Remarkably, for those readers who don't find Kristol's expressions of fulsome, unsubstanitated moral outrage sufficiently redundant, it is accompanied by a second editorial. This one, authored by Pete Wehner, makes the exact same point. It begins with an accusation -- "Barack Obama’s budget address last week ranks among the most dishonest and dishonorable presidential speeches in generations. It contained an avalanche of false and misleading statements." -- and then failed not only to refute the "false and misleading statements," but even to identify them.
The reader is left wondering which of Obama's statements Wehner deems untrue. "It is wonderful to be back at GW"? Perhaps Obama actually finds the GW campus merely routine, or even outright unpleasant but conveniently located. "I'm grateful for all of you taking the time to attend"? Surely that exaggerates Obama's state of mind. At the very least, I'd like to hear an example or two of the false claims Wehner has in mind.
And then, if you can't get enough moral umbrage at Obama's attack on Ryan, two pages later we find a piece by Fred Barnes expressing the same idea:
the president devoted a significant chunk of his address to denouncing Ryan’s budget as unserious and close to being un-American. It “would lead to a fundamentally different America . . . than what we’ve known throughout our history,” Obama said. Not only that, but Ryan would let crumbling roads and collapsed bridges go unfixed and autistic and disabled kids would have “to fend for themselves.”
Politics shouldn’t consist of happy talk. But this was vicious and untrue.
At this point, again, Barnes does not bother to explain what about this charge is untrue. Does he not believe that the Ryan plan would create a "fundamentally different America"? That seems like a pretty restrained description of a budget that would eventually reduce non-entitlement federal spending from 12% of GDP to 3.5% of GDP. Does Barnes dispute the claim that enormous cuts to infrastructure spending would lead to crumbling roads? Again, readers are left to wonder.
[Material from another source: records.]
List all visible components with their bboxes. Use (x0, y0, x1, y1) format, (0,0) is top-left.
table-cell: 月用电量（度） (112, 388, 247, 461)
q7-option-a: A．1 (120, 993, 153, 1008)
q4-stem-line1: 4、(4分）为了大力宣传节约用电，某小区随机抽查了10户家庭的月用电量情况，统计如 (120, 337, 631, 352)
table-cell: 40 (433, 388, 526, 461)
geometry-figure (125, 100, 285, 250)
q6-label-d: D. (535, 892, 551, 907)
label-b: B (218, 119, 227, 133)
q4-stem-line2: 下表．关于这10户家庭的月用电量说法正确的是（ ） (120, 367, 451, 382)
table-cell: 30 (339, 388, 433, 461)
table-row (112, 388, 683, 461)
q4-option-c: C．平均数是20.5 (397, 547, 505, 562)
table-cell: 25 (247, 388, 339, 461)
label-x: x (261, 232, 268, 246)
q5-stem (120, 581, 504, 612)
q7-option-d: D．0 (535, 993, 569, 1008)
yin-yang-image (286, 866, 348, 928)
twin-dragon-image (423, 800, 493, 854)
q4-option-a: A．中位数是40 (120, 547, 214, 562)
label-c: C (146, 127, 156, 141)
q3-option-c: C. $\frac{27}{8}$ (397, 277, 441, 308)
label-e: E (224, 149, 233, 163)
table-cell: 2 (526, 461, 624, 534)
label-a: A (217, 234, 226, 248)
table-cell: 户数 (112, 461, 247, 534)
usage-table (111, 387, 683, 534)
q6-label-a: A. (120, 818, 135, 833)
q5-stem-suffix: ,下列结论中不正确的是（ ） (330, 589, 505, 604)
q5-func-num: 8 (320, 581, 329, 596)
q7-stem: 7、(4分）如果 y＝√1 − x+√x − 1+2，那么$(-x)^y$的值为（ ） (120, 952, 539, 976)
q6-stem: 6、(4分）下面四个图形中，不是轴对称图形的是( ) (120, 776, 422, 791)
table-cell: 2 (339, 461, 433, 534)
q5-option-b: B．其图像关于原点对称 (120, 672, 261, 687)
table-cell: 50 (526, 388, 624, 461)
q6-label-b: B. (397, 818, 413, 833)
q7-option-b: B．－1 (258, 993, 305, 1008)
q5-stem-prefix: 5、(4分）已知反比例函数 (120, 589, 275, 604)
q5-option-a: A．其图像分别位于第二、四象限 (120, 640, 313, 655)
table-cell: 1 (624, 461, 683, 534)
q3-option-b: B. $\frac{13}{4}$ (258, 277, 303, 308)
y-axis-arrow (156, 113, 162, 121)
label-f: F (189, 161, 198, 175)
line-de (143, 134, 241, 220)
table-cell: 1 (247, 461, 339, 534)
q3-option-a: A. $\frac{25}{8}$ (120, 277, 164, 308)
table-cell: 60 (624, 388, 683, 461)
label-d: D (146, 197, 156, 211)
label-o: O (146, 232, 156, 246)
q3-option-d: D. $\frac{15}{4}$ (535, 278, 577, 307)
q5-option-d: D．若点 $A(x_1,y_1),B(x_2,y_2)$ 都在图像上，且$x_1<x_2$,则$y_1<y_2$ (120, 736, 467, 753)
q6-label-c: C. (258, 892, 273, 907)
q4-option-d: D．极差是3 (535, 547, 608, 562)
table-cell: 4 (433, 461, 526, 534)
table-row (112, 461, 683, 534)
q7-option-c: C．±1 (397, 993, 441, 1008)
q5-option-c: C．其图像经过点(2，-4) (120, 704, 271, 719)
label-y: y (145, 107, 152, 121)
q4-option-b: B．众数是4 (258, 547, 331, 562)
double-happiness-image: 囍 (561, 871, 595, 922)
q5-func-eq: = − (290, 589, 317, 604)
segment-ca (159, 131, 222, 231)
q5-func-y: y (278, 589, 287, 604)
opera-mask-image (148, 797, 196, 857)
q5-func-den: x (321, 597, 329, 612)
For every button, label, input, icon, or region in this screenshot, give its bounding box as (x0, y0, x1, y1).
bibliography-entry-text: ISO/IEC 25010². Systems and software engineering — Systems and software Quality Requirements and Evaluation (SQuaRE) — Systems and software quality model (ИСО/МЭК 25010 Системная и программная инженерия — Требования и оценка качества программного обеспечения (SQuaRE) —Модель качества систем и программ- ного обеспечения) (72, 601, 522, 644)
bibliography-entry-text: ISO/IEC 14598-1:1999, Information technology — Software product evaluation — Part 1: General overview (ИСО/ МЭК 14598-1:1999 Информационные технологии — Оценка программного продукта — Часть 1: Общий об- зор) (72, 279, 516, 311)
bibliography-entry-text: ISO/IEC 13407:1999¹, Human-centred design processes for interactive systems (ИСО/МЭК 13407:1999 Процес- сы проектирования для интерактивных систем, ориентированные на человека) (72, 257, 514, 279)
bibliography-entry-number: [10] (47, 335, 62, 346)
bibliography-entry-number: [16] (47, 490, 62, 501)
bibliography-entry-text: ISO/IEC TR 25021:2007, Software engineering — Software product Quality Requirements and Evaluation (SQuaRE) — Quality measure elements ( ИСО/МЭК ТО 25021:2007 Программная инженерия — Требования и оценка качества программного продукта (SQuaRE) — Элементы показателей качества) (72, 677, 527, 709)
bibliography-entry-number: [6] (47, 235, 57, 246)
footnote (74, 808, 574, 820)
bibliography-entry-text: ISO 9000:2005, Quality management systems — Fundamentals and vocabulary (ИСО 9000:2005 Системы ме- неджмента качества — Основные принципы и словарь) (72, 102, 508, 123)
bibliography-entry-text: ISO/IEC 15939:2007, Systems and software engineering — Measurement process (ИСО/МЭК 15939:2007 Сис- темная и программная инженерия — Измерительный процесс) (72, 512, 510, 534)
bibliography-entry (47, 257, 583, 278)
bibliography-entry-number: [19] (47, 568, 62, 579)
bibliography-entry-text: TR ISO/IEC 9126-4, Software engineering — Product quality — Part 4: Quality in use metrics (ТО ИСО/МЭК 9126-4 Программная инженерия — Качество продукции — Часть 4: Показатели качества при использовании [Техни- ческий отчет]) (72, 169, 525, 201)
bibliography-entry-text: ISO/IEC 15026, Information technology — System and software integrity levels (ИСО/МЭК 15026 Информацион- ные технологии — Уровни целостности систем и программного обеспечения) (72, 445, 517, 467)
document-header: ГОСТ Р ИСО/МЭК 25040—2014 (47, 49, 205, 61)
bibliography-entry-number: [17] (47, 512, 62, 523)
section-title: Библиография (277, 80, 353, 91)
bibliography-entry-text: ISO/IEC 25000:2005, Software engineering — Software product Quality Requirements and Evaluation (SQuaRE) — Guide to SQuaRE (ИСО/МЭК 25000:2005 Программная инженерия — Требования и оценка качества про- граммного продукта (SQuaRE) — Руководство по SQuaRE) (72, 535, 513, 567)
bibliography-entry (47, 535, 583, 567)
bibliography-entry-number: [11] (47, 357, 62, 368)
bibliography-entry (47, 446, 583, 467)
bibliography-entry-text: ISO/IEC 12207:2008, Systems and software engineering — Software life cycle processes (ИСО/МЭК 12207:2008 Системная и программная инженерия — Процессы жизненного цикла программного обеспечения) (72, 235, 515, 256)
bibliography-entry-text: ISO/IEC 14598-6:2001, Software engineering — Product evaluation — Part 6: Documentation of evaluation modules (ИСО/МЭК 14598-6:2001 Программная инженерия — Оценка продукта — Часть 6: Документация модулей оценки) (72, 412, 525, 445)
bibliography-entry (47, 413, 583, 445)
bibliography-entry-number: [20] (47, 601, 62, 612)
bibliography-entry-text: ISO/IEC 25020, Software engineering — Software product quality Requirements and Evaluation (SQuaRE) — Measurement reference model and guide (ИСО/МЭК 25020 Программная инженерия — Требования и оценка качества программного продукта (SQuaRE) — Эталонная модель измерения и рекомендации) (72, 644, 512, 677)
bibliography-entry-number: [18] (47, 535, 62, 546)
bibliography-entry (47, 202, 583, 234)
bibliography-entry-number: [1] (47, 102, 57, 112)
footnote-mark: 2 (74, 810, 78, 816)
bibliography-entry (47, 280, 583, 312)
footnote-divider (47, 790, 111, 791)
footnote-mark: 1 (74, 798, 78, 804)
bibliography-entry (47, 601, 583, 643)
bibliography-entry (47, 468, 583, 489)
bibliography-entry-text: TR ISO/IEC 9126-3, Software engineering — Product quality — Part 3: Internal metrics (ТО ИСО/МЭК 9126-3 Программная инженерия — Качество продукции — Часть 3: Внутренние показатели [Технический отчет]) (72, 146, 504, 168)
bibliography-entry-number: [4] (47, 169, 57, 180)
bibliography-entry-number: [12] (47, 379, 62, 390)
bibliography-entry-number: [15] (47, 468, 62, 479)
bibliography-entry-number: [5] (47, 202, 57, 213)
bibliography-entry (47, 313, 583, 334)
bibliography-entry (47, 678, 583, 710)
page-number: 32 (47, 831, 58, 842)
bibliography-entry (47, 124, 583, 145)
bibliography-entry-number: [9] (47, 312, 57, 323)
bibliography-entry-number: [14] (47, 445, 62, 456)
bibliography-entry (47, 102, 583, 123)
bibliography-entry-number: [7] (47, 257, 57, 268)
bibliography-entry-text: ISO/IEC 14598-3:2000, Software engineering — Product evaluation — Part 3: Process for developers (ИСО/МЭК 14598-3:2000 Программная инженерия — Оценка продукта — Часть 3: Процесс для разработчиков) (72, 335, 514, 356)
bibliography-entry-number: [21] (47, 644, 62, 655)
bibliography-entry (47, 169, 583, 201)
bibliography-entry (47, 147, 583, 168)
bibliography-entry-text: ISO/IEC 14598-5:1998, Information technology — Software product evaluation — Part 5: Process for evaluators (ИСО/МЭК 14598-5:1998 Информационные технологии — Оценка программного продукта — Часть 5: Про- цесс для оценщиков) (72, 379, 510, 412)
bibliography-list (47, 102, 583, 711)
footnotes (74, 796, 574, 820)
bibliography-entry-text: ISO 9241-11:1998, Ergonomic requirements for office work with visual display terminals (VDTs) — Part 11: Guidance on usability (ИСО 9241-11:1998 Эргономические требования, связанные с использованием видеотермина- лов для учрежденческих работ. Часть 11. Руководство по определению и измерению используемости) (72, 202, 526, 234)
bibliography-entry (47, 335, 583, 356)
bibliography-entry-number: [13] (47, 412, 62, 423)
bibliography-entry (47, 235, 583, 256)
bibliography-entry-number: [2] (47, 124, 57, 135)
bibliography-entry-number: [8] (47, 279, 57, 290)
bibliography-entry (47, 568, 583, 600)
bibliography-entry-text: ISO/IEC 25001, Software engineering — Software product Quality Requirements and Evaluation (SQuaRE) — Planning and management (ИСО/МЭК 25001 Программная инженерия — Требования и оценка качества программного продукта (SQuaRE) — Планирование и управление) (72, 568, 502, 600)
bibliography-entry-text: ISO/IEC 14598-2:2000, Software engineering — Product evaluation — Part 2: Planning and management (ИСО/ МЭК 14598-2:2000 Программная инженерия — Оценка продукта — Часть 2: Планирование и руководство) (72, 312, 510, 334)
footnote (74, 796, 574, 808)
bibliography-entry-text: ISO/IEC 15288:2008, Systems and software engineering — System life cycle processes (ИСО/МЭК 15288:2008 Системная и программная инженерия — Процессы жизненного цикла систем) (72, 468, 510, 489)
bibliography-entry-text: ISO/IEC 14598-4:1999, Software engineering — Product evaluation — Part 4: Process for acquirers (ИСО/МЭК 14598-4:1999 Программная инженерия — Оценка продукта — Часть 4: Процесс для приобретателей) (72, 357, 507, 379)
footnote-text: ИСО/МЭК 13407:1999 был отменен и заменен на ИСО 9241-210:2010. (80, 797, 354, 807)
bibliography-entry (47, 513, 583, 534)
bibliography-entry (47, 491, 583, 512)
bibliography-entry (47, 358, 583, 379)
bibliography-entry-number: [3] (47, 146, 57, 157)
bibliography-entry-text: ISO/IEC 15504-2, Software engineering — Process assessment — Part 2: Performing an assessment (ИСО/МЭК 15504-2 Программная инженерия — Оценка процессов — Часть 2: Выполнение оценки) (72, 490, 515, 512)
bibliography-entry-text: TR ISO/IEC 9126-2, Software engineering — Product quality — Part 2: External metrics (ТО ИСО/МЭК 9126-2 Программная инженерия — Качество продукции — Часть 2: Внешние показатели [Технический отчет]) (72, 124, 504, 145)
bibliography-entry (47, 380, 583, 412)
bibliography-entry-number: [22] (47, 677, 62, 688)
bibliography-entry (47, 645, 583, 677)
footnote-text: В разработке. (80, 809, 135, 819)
Aside from the characteristically abysmal intellectual level of argumentation on display in the Standard, I'm left wondering to what degree conservatives actually agree with Ryan's plan, as opposed to rallying around a fellow partisan who projects an image they like. For instance, Republicans, including the Standard, have been insisting that the GOP does too have a plan to cover the uninsured. Then Ryan comes along with his plan, and he repeals the coverage for the uninsured and leaves nothing to replace it. So, are they lying for him? Do they think it's good to repeal programs to give coverage to people with Autism and other disabilities, or do they oppose it but fail to grasp what Ryan's plan does? I honestly do not know.